因为每个样本的 label 是已知的，所以 \(p(y \mid x_{t+1})\) 可视为常数，因此：

\[p_{\theta, \phi}\left(x_{t} \mid x_{t+1}, y\right)=Z\cdot p_{\theta}\left(x_{t} \mid x_{t+1}\right)\cdot p_{\phi}\left(y \mid x_{t}\right),\]

式中， \(Z\) 是标准化常数，上式是 intractable 的，可以用 perturbed Gaussian distribution 近似。

(1) \(p_{\theta}\left(x_{t} \mid x_{t+1}\right)\) 项

我们的模型是使用高斯分布根据 \(x_{t+1}\) 预测 \(x_{t}\) :

\[\begin{aligned} p_{\theta}\left(x_{t} \mid x_{t+1}\right) &=\mathcal{N}(\mu, \Sigma) \\ \log p_{\theta}\left(x_{t} \mid x_{t+1}\right) &=-\frac{1}{2}\left(x_{t}-\mu\right)^{T} \Sigma^{-1}\left(x_{t}-\mu\right)+C \end{aligned}\]
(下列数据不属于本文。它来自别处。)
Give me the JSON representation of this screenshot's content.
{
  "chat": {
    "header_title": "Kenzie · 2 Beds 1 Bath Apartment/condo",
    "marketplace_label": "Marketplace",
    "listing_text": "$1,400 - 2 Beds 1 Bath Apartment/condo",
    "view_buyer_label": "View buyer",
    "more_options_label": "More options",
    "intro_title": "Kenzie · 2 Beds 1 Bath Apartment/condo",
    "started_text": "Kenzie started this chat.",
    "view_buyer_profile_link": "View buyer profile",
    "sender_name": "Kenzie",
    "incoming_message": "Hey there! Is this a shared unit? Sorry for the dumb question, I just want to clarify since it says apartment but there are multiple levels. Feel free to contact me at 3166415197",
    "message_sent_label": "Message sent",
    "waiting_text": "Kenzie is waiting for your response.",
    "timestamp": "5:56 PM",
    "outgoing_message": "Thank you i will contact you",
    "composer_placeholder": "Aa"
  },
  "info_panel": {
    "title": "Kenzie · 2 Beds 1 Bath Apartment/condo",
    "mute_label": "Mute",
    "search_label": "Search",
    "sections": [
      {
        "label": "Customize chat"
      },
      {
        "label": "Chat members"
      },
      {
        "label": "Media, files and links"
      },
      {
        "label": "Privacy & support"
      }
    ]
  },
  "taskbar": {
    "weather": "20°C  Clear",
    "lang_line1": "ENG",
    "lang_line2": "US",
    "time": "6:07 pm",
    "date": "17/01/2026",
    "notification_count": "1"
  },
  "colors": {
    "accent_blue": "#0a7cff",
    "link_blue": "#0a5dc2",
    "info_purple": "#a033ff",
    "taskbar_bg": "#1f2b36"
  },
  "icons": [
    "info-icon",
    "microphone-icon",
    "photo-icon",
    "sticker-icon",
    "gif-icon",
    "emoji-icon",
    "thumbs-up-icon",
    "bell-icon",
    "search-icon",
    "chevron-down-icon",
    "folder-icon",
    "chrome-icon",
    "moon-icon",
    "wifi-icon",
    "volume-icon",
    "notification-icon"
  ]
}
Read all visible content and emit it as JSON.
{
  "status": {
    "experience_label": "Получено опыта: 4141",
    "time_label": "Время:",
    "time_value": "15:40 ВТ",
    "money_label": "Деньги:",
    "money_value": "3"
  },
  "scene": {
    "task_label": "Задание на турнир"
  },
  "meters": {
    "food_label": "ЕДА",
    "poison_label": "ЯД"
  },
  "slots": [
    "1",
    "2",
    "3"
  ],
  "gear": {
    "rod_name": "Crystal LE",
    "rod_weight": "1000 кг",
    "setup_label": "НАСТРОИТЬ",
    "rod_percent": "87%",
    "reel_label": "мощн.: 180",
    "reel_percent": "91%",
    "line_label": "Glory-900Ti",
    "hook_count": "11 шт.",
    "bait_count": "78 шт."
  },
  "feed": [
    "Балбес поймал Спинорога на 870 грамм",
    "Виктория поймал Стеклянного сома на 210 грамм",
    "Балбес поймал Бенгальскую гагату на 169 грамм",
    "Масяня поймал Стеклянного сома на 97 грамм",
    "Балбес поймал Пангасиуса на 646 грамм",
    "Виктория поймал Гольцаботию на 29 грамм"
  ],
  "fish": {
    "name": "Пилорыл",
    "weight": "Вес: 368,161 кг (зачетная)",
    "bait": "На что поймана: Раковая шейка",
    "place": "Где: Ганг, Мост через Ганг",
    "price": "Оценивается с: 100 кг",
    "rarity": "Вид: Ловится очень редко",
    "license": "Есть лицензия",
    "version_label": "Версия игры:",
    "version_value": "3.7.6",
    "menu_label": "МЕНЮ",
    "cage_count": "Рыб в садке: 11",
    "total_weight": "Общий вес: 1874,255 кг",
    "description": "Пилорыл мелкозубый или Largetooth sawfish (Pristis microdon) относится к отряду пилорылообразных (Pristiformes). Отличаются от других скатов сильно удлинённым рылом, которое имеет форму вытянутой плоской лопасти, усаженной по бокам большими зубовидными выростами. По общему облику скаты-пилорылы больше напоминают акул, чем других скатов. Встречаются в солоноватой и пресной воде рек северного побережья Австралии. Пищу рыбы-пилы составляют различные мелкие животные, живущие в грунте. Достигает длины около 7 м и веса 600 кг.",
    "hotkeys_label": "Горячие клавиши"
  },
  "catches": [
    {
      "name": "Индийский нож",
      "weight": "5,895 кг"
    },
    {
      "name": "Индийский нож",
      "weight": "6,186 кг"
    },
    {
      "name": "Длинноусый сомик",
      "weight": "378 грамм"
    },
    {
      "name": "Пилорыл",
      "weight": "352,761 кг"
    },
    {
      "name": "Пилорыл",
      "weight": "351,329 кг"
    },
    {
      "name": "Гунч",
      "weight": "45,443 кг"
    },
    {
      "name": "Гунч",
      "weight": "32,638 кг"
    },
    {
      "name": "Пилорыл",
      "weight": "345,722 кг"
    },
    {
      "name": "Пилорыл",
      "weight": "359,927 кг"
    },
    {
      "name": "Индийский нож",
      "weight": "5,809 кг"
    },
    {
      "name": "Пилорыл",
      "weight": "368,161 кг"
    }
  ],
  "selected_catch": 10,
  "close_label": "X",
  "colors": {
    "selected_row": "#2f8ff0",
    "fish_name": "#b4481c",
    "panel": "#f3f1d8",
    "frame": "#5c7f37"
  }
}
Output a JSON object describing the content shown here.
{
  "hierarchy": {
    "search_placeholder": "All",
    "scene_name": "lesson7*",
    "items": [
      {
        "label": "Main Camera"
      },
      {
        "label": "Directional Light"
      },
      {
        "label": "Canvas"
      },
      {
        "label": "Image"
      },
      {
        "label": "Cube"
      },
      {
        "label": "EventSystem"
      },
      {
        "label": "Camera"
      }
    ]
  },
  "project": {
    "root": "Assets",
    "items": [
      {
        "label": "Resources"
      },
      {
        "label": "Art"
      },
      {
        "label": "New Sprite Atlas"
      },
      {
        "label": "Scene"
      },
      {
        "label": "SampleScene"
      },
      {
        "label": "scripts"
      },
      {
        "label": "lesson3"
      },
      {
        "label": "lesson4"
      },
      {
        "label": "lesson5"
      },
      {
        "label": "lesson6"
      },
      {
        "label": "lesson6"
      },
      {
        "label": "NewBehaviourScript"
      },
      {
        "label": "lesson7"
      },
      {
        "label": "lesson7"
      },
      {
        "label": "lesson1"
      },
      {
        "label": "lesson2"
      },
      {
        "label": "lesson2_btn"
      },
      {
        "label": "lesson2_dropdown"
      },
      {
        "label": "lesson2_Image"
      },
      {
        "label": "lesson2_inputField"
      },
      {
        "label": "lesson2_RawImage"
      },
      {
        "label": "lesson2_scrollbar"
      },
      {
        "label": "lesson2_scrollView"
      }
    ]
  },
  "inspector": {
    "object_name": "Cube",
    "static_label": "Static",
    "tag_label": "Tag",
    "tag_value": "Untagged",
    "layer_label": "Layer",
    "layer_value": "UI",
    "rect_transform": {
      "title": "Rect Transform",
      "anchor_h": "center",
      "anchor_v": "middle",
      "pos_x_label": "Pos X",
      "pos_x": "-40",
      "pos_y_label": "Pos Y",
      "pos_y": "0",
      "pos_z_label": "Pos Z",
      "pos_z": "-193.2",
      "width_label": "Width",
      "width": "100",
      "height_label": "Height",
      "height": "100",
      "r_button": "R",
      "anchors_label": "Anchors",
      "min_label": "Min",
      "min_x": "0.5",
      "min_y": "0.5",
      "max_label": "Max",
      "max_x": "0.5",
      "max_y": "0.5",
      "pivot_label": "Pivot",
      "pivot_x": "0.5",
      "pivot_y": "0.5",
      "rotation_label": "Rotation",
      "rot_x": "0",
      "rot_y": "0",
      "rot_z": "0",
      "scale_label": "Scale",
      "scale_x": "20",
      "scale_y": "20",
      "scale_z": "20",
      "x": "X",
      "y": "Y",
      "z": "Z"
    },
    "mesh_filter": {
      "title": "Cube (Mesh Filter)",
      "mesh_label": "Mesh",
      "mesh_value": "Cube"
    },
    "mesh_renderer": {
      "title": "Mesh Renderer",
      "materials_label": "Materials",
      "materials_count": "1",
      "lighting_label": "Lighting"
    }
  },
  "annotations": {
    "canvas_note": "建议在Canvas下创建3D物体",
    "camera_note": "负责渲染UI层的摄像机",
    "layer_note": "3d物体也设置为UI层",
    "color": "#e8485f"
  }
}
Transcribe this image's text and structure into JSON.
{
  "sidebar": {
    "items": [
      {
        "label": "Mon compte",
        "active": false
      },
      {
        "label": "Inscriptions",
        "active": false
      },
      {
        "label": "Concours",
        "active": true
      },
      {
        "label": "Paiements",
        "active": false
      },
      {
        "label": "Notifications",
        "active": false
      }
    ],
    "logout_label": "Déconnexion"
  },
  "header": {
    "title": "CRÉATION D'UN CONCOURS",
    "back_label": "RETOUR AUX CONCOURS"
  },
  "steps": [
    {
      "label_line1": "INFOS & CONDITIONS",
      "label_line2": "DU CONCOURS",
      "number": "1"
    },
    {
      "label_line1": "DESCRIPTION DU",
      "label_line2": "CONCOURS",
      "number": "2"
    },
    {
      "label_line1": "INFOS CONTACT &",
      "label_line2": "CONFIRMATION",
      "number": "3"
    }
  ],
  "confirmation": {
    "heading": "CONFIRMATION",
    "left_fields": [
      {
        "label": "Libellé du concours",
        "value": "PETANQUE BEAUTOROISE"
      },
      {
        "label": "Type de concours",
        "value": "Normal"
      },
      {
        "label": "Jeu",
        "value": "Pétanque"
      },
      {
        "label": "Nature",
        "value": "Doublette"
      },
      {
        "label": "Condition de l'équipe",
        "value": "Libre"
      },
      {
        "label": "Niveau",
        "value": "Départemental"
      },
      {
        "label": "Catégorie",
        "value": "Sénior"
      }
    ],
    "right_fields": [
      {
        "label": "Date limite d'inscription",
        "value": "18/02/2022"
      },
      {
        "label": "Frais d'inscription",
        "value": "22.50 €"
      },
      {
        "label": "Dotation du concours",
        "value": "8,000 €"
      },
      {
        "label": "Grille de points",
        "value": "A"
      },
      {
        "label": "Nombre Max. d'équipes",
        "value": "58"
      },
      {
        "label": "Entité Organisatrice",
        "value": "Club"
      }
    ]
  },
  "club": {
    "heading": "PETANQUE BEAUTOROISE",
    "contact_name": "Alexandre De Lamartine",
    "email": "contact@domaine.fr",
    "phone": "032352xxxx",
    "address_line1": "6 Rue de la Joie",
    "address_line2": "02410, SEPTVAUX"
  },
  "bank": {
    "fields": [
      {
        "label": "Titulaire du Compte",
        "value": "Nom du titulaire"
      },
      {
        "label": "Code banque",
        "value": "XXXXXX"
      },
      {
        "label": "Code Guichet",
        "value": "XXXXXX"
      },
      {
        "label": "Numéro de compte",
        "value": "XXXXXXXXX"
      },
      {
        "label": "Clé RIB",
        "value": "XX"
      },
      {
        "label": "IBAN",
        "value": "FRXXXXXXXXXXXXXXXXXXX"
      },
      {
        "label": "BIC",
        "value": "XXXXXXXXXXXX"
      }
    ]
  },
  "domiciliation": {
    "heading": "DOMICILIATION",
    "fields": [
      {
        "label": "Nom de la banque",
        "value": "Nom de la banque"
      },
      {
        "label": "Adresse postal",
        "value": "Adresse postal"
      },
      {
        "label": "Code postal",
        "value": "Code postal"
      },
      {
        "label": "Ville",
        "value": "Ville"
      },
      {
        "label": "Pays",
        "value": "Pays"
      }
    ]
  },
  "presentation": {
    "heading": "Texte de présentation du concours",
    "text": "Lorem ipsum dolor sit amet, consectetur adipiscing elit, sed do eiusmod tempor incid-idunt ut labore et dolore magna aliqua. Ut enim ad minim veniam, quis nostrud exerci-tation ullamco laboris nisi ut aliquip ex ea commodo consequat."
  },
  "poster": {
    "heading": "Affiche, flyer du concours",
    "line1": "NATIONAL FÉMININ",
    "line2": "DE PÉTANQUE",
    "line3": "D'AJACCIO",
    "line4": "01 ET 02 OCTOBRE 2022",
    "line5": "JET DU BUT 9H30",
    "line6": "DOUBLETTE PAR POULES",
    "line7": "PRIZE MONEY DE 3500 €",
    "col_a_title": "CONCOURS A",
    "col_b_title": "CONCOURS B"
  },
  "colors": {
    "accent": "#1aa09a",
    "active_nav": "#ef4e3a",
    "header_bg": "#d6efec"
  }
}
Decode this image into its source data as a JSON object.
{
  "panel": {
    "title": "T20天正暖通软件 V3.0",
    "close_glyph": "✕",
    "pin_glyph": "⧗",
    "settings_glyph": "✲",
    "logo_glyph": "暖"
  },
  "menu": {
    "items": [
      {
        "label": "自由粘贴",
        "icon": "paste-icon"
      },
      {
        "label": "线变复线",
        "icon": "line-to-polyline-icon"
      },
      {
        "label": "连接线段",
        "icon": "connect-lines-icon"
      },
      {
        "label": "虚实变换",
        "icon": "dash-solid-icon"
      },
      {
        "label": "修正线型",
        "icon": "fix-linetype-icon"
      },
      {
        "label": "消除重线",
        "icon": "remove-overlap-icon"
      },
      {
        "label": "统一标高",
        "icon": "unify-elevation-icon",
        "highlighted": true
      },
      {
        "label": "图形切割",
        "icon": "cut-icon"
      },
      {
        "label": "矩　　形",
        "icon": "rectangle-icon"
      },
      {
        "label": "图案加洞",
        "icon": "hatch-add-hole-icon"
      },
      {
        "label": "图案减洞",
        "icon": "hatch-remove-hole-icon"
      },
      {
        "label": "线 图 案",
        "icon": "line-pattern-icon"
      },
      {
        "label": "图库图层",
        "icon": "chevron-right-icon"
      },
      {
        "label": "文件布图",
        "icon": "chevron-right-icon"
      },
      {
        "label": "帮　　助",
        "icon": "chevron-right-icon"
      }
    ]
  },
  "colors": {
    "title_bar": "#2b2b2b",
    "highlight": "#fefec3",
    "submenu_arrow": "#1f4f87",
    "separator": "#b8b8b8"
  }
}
(2) \(p_{\phi}\left(y \mid x_{t}\right)\) 项

在无限扩散时间步下， \(\|\Sigma\| \rightarrow 0\)，可以假设 \(\log_{\phi} p(y\mid x_{t})\) 相比 \(\Sigma^{-1}\) 有着更低的曲率，那么我们可以对 \(\text{log} p_{\phi}(y \mid x_{t})\) 在 \(x_{t}=\mu\) 处进行泰勒展开：

\[\begin{aligned} \log p_{\phi}\left(y \mid x_{t}\right) &\left.\approx \log p_{\phi}\left(y \mid x_{t}\right)\right|_{x_{t}=\mu}+\left.\left(x_{t}-\mu\right) \nabla_{x_{t}} \log p_{\phi}\left(y \mid x_{t}\right)\right|_{x_{t}=\mu} \\ &=\left(x_{t}-\mu\right) g+C_{1} \end{aligned}\]

式中，\(C_1\) 为常数，且：

\[g=\left. \nabla_{x_{t}} \log p_{\phi}\left(y \mid x_{t}\right)\right|_{x_{t}=\mu},\]

综上：

\[\begin{aligned} \log \left(p_{\theta}\left(x_{t} \mid x_{t+1}\right) p_{\phi}\left(y \mid x_{t}\right)\right) & \approx-\frac{1}{2}\left(x_{t}-\mu\right)^{T} \Sigma^{-1}\left(x_{t}-\mu\right)+\left(x_{t}-\mu\right) g+C_{2} \\ &=-\frac{1}{2}\left(x_{t}-\mu-\Sigma g\right)^{T} \Sigma^{-1}\left(x_{t}-\mu-\Sigma g\right)+\frac{1}{2} g^{T} \Sigma g+C_{2} \\ &=-\frac{1}{2}\left(x_{t}-\mu-\Sigma g\right)^{T} \Sigma^{-1}\left(x_{t}-\mu-\Sigma g\right)+C_{3} \\ &=\log p(z)+C_{4}, z \sim \mathcal{N}(\mu+\Sigma g, \Sigma) \end{aligned},\]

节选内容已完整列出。